The Coalition to Stop Internet Gambling (CSIG) held a press conference in Washington on Wednesday in a bid to drum up support for the Restoration of America’s Wire Act (RAWA), which seeks to ban most forms of online gambling in the US of A.
The press conference was intended to boost awareness of the House of Representatives’ version of RAWA, which was introduced in February by Rep. Jason Chaffetz (R-UT). The conference was promoted in a media handout that hilariously mistook the word “implantation” as meaning “implementation,” but if Chaffetz was embarrassed to share a stage with CSIG’s grammatically-challenged dullards, he didn’t let on.
Chaffetz, who presided over an extremely biased House hearing on RAWA in March, told reporters that his aim was to reverse the 2011 Department of Justice opinion that – correctly, in most impartial observers’ eyes – limited the Wire Act’s scope to online sports betting, thereby allowing individual states the freedom to decide for themselves what kind of online gambling their citizens can enjoy.
As written, RAWA would force the three states currently offering online wagering to cease and desist, although RAWA would uphold the carveouts for online horserace wagering and fantasy sports that were included in the 2006 Unlawful Internet Gambling Enforcement Act (UIGEA).
Asked whether he’d consider adding the suddenly controversial category of daily fantasy sports to the mix of banned activities, Chaffetz said he was “trying to hold tight to just restore [the Wire Act] exactly as it was previously.
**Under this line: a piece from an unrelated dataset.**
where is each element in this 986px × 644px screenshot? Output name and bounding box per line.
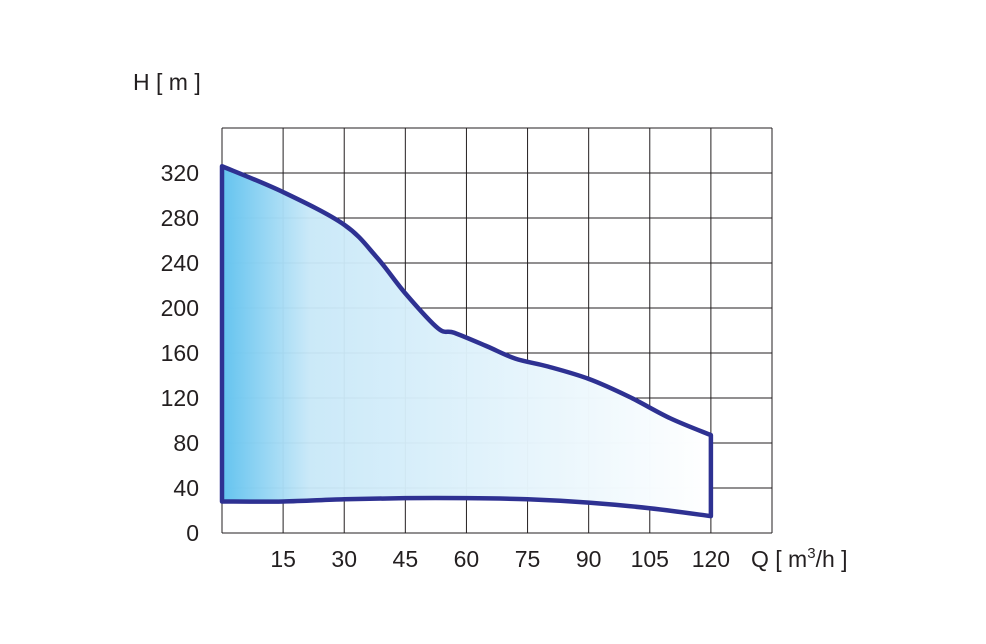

I’m not trying to make exceptions or adjustments to it.”
Chaffetz clearly wants it both ways, as the 1961 Wire Act predated the internet, the 1978 Interstate Horseracing Act and the fantasy sports industry. But even Chaffetz was forced to concede that Nevada’s recent decision to require DFS operators to hold gambling licenses “should cause a lot of people concern.” Just so long as those concerned people don’t include himself or any other Washington pol willing to vote for RAWA.
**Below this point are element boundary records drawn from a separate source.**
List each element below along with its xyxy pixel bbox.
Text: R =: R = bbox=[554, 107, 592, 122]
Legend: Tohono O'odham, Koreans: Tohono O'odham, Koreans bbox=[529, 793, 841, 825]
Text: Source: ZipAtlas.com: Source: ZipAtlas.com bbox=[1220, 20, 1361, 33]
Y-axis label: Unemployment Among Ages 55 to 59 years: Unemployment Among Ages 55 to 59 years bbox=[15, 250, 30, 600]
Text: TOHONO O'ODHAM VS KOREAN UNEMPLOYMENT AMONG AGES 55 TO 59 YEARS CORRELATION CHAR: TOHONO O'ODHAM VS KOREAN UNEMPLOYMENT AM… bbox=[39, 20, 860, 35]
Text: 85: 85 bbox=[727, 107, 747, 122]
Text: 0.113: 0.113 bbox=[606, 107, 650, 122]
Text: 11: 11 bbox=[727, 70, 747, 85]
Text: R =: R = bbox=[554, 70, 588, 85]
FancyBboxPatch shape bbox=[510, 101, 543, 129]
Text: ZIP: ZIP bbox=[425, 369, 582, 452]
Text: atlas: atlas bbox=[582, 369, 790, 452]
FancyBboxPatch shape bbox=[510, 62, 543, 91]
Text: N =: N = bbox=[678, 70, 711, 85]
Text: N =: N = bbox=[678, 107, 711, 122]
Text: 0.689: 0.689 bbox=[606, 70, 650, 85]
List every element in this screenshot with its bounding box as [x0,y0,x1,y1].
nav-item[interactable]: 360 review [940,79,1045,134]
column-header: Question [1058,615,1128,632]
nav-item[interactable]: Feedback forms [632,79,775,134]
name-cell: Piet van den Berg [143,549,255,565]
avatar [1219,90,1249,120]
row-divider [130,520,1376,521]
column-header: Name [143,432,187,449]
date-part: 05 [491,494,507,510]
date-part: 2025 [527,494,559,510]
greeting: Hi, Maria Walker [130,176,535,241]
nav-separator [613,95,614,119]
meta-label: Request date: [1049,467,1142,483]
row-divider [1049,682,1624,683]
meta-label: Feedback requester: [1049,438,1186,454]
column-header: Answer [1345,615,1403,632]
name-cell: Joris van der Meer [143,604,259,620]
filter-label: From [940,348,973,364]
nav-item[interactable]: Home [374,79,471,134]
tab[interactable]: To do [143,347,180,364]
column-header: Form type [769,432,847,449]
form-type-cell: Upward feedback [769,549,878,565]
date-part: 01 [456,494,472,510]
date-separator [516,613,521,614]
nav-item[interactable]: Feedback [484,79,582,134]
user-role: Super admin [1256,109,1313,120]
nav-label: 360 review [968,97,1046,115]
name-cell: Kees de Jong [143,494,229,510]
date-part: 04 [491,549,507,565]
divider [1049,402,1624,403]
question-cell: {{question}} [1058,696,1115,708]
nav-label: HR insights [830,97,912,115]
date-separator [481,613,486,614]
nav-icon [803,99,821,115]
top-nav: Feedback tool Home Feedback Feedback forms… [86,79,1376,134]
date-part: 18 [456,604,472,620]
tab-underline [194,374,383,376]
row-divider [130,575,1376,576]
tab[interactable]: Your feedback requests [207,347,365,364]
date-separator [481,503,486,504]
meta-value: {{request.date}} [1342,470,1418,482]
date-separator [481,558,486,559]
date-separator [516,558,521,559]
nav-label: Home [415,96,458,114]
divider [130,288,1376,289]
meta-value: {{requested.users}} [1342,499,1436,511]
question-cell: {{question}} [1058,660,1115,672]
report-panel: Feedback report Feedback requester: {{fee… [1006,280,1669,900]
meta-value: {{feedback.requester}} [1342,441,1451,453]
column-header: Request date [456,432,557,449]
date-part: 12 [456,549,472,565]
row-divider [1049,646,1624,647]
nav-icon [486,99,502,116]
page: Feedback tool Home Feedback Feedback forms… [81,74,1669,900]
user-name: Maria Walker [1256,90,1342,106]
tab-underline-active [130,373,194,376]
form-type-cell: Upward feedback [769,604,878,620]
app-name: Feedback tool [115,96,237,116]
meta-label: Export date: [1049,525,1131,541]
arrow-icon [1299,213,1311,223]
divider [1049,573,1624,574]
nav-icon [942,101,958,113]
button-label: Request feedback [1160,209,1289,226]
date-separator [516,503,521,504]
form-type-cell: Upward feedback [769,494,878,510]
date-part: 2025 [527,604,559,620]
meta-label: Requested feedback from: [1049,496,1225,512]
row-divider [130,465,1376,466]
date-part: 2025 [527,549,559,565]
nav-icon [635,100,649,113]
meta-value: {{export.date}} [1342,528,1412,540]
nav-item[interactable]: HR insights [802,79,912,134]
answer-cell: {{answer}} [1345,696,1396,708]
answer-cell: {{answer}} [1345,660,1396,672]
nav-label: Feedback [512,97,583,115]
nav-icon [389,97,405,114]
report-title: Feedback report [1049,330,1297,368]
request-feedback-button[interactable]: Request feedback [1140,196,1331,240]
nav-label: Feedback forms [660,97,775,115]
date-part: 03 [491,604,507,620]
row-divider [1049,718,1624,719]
RON PAUL SLAMS CHAFFETZ FOR CARRYING ADELSON’S WATER
RAWA may not have much chance of passage, but opponents aren’t letting down their guard. On Tuesday, Ron Paul, former congressman and current chairman of the Campaign for Liberty, issued a statement condemning RAWA as an attack on the US Constitution. Paul reminded everyone that online gambling regulation is “solely under the jurisdiction of state and local authorities.”
Paul went on to say that “in a free society,” those morally opposed to online gambling “have the right to peacefully persuade others to refrain from gambling. What they do not have the right to do is use the government to forcibly push their morals onto others.”
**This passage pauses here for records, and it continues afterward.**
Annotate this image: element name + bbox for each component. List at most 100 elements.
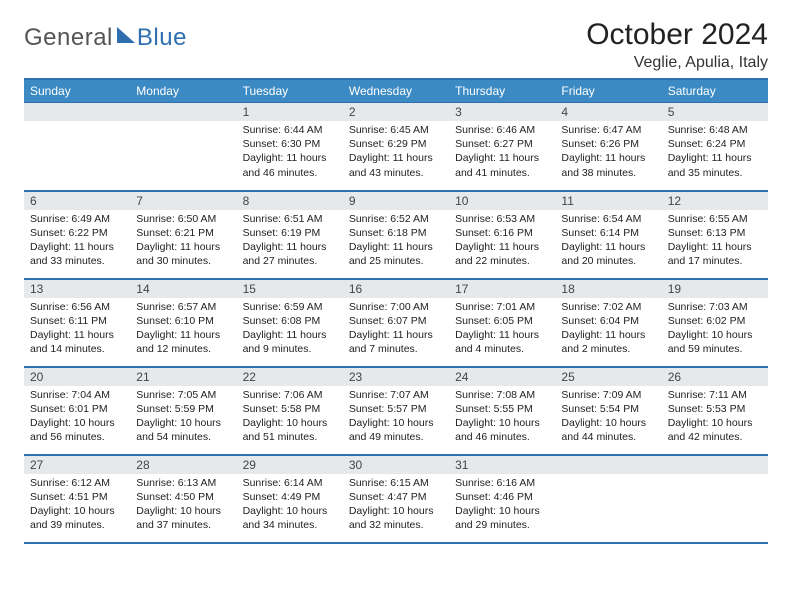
day-number: 6 — [24, 192, 130, 210]
calendar-week-row: 6Sunrise: 6:49 AMSunset: 6:22 PMDaylight… — [24, 191, 768, 279]
title-block: October 2024 Veglie, Apulia, Italy — [586, 18, 768, 72]
day-details: Sunrise: 7:11 AMSunset: 5:53 PMDaylight:… — [662, 386, 768, 449]
calendar-cell: 17Sunrise: 7:01 AMSunset: 6:05 PMDayligh… — [449, 279, 555, 367]
sail-icon — [117, 27, 135, 43]
day-number: 15 — [237, 280, 343, 298]
calendar-cell: 3Sunrise: 6:46 AMSunset: 6:27 PMDaylight… — [449, 103, 555, 191]
day-number: 16 — [343, 280, 449, 298]
calendar-cell-empty: . — [130, 103, 236, 191]
calendar-cell: 11Sunrise: 6:54 AMSunset: 6:14 PMDayligh… — [555, 191, 661, 279]
day-details: Sunrise: 6:57 AMSunset: 6:10 PMDaylight:… — [130, 298, 236, 361]
weekday-header: Monday — [130, 79, 236, 103]
weekday-header: Friday — [555, 79, 661, 103]
day-number: 23 — [343, 368, 449, 386]
day-details: Sunrise: 6:54 AMSunset: 6:14 PMDaylight:… — [555, 210, 661, 273]
day-details: Sunrise: 7:05 AMSunset: 5:59 PMDaylight:… — [130, 386, 236, 449]
day-details: Sunrise: 6:45 AMSunset: 6:29 PMDaylight:… — [343, 121, 449, 184]
day-number: 12 — [662, 192, 768, 210]
calendar-head: SundayMondayTuesdayWednesdayThursdayFrid… — [24, 79, 768, 103]
day-details: Sunrise: 6:53 AMSunset: 6:16 PMDaylight:… — [449, 210, 555, 273]
day-number: . — [24, 103, 130, 121]
day-details: Sunrise: 6:52 AMSunset: 6:18 PMDaylight:… — [343, 210, 449, 273]
calendar-cell: 25Sunrise: 7:09 AMSunset: 5:54 PMDayligh… — [555, 367, 661, 455]
calendar-cell: 14Sunrise: 6:57 AMSunset: 6:10 PMDayligh… — [130, 279, 236, 367]
calendar-week-row: 27Sunrise: 6:12 AMSunset: 4:51 PMDayligh… — [24, 455, 768, 543]
calendar-cell: 15Sunrise: 6:59 AMSunset: 6:08 PMDayligh… — [237, 279, 343, 367]
calendar-cell: 13Sunrise: 6:56 AMSunset: 6:11 PMDayligh… — [24, 279, 130, 367]
calendar-week-row: ..1Sunrise: 6:44 AMSunset: 6:30 PMDaylig… — [24, 103, 768, 191]
calendar-cell: 22Sunrise: 7:06 AMSunset: 5:58 PMDayligh… — [237, 367, 343, 455]
calendar-week-row: 13Sunrise: 6:56 AMSunset: 6:11 PMDayligh… — [24, 279, 768, 367]
day-number: 9 — [343, 192, 449, 210]
day-details: Sunrise: 7:02 AMSunset: 6:04 PMDaylight:… — [555, 298, 661, 361]
calendar-cell: 2Sunrise: 6:45 AMSunset: 6:29 PMDaylight… — [343, 103, 449, 191]
calendar-cell: 10Sunrise: 6:53 AMSunset: 6:16 PMDayligh… — [449, 191, 555, 279]
day-number: 4 — [555, 103, 661, 121]
calendar-cell: 19Sunrise: 7:03 AMSunset: 6:02 PMDayligh… — [662, 279, 768, 367]
calendar-cell: 28Sunrise: 6:13 AMSunset: 4:50 PMDayligh… — [130, 455, 236, 543]
day-details: Sunrise: 6:49 AMSunset: 6:22 PMDaylight:… — [24, 210, 130, 273]
calendar-cell: 27Sunrise: 6:12 AMSunset: 4:51 PMDayligh… — [24, 455, 130, 543]
day-number: . — [555, 456, 661, 474]
calendar-week-row: 20Sunrise: 7:04 AMSunset: 6:01 PMDayligh… — [24, 367, 768, 455]
calendar-cell-empty: . — [24, 103, 130, 191]
day-number: 21 — [130, 368, 236, 386]
day-number: 7 — [130, 192, 236, 210]
day-number: 26 — [662, 368, 768, 386]
day-details: Sunrise: 7:06 AMSunset: 5:58 PMDaylight:… — [237, 386, 343, 449]
day-details: Sunrise: 7:04 AMSunset: 6:01 PMDaylight:… — [24, 386, 130, 449]
day-details: Sunrise: 6:15 AMSunset: 4:47 PMDaylight:… — [343, 474, 449, 537]
day-number: 8 — [237, 192, 343, 210]
calendar-cell: 16Sunrise: 7:00 AMSunset: 6:07 PMDayligh… — [343, 279, 449, 367]
day-number: . — [662, 456, 768, 474]
brand-logo: General Blue — [24, 18, 187, 52]
calendar-body: ..1Sunrise: 6:44 AMSunset: 6:30 PMDaylig… — [24, 103, 768, 543]
header: General Blue October 2024 Veglie, Apulia… — [24, 18, 768, 72]
day-number: 18 — [555, 280, 661, 298]
weekday-header: Wednesday — [343, 79, 449, 103]
page-title: October 2024 — [586, 18, 768, 52]
day-details: Sunrise: 6:44 AMSunset: 6:30 PMDaylight:… — [237, 121, 343, 184]
day-number: . — [130, 103, 236, 121]
day-details: Sunrise: 6:14 AMSunset: 4:49 PMDaylight:… — [237, 474, 343, 537]
day-number: 25 — [555, 368, 661, 386]
calendar-cell: 4Sunrise: 6:47 AMSunset: 6:26 PMDaylight… — [555, 103, 661, 191]
day-details: Sunrise: 7:00 AMSunset: 6:07 PMDaylight:… — [343, 298, 449, 361]
day-number: 24 — [449, 368, 555, 386]
calendar-cell: 7Sunrise: 6:50 AMSunset: 6:21 PMDaylight… — [130, 191, 236, 279]
calendar-cell: 8Sunrise: 6:51 AMSunset: 6:19 PMDaylight… — [237, 191, 343, 279]
calendar-cell: 18Sunrise: 7:02 AMSunset: 6:04 PMDayligh… — [555, 279, 661, 367]
day-number: 31 — [449, 456, 555, 474]
day-details: Sunrise: 7:08 AMSunset: 5:55 PMDaylight:… — [449, 386, 555, 449]
calendar-cell: 9Sunrise: 6:52 AMSunset: 6:18 PMDaylight… — [343, 191, 449, 279]
calendar-cell: 24Sunrise: 7:08 AMSunset: 5:55 PMDayligh… — [449, 367, 555, 455]
calendar-cell-empty: . — [662, 455, 768, 543]
day-details: Sunrise: 6:13 AMSunset: 4:50 PMDaylight:… — [130, 474, 236, 537]
day-number: 30 — [343, 456, 449, 474]
calendar-cell: 21Sunrise: 7:05 AMSunset: 5:59 PMDayligh… — [130, 367, 236, 455]
day-number: 10 — [449, 192, 555, 210]
day-number: 17 — [449, 280, 555, 298]
calendar-cell: 20Sunrise: 7:04 AMSunset: 6:01 PMDayligh… — [24, 367, 130, 455]
day-number: 20 — [24, 368, 130, 386]
weekday-header: Thursday — [449, 79, 555, 103]
day-number: 19 — [662, 280, 768, 298]
day-details: Sunrise: 7:03 AMSunset: 6:02 PMDaylight:… — [662, 298, 768, 361]
calendar-cell: 26Sunrise: 7:11 AMSunset: 5:53 PMDayligh… — [662, 367, 768, 455]
day-details: Sunrise: 6:47 AMSunset: 6:26 PMDaylight:… — [555, 121, 661, 184]
day-number: 28 — [130, 456, 236, 474]
day-details: Sunrise: 6:50 AMSunset: 6:21 PMDaylight:… — [130, 210, 236, 273]
day-number: 5 — [662, 103, 768, 121]
calendar-cell: 31Sunrise: 6:16 AMSunset: 4:46 PMDayligh… — [449, 455, 555, 543]
day-details: Sunrise: 7:09 AMSunset: 5:54 PMDaylight:… — [555, 386, 661, 449]
calendar-cell-empty: . — [555, 455, 661, 543]
calendar-cell: 6Sunrise: 6:49 AMSunset: 6:22 PMDaylight… — [24, 191, 130, 279]
day-details: Sunrise: 6:46 AMSunset: 6:27 PMDaylight:… — [449, 121, 555, 184]
day-details: Sunrise: 7:07 AMSunset: 5:57 PMDaylight:… — [343, 386, 449, 449]
day-number: 2 — [343, 103, 449, 121]
calendar-cell: 12Sunrise: 6:55 AMSunset: 6:13 PMDayligh… — [662, 191, 768, 279]
calendar-cell: 1Sunrise: 6:44 AMSunset: 6:30 PMDaylight… — [237, 103, 343, 191]
weekday-header: Saturday — [662, 79, 768, 103]
day-details: Sunrise: 6:59 AMSunset: 6:08 PMDaylight:… — [237, 298, 343, 361]
weekday-header: Tuesday — [237, 79, 343, 103]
Paul goes on to say that an earlier version of RAWA was introduced in the 113th Congress but “received little support” from legislators or the American public. Paul notes that RAWA does have the support of “one Las Vegas billionaire, who stands to benefit financially from a federal ban limiting competition in the gambling industry.”
LAS VEGAS SANDS TOPS CORPORATE DONOR CHART
It’s no secret that Las Vegas Sands supremo Sheldon Adelson is the driving force behind both CSIG and RAWA. Adelson’s campaign contributions to Republican causes are already the stuff of legend, having personally donated close to $100m in the 2012 election cycle, and new numbers have shown that his company is the top political contributor among all US public companies.
According to Center for Responsive Politics data, Las Vegas Sands is the number one contributor to political parties, donating $69.4m between 2002 and 2015. Amazingly, Sands managed that feat while contributing only to Republican and conservative causes, while all the other top-giving companies hedged their bets by splitting their contributions across the political spectrum.
Given Adelson’s jaw-dropping personal wealth, eight-figure bills for pet political causes are chump change, which is why he’ll go on pushing this agenda, regardless of its lack of success. It’s also why Chaffetz will continue to provide the quid pro quo that makes such a mockery of his allegedly principled stand against online gambling.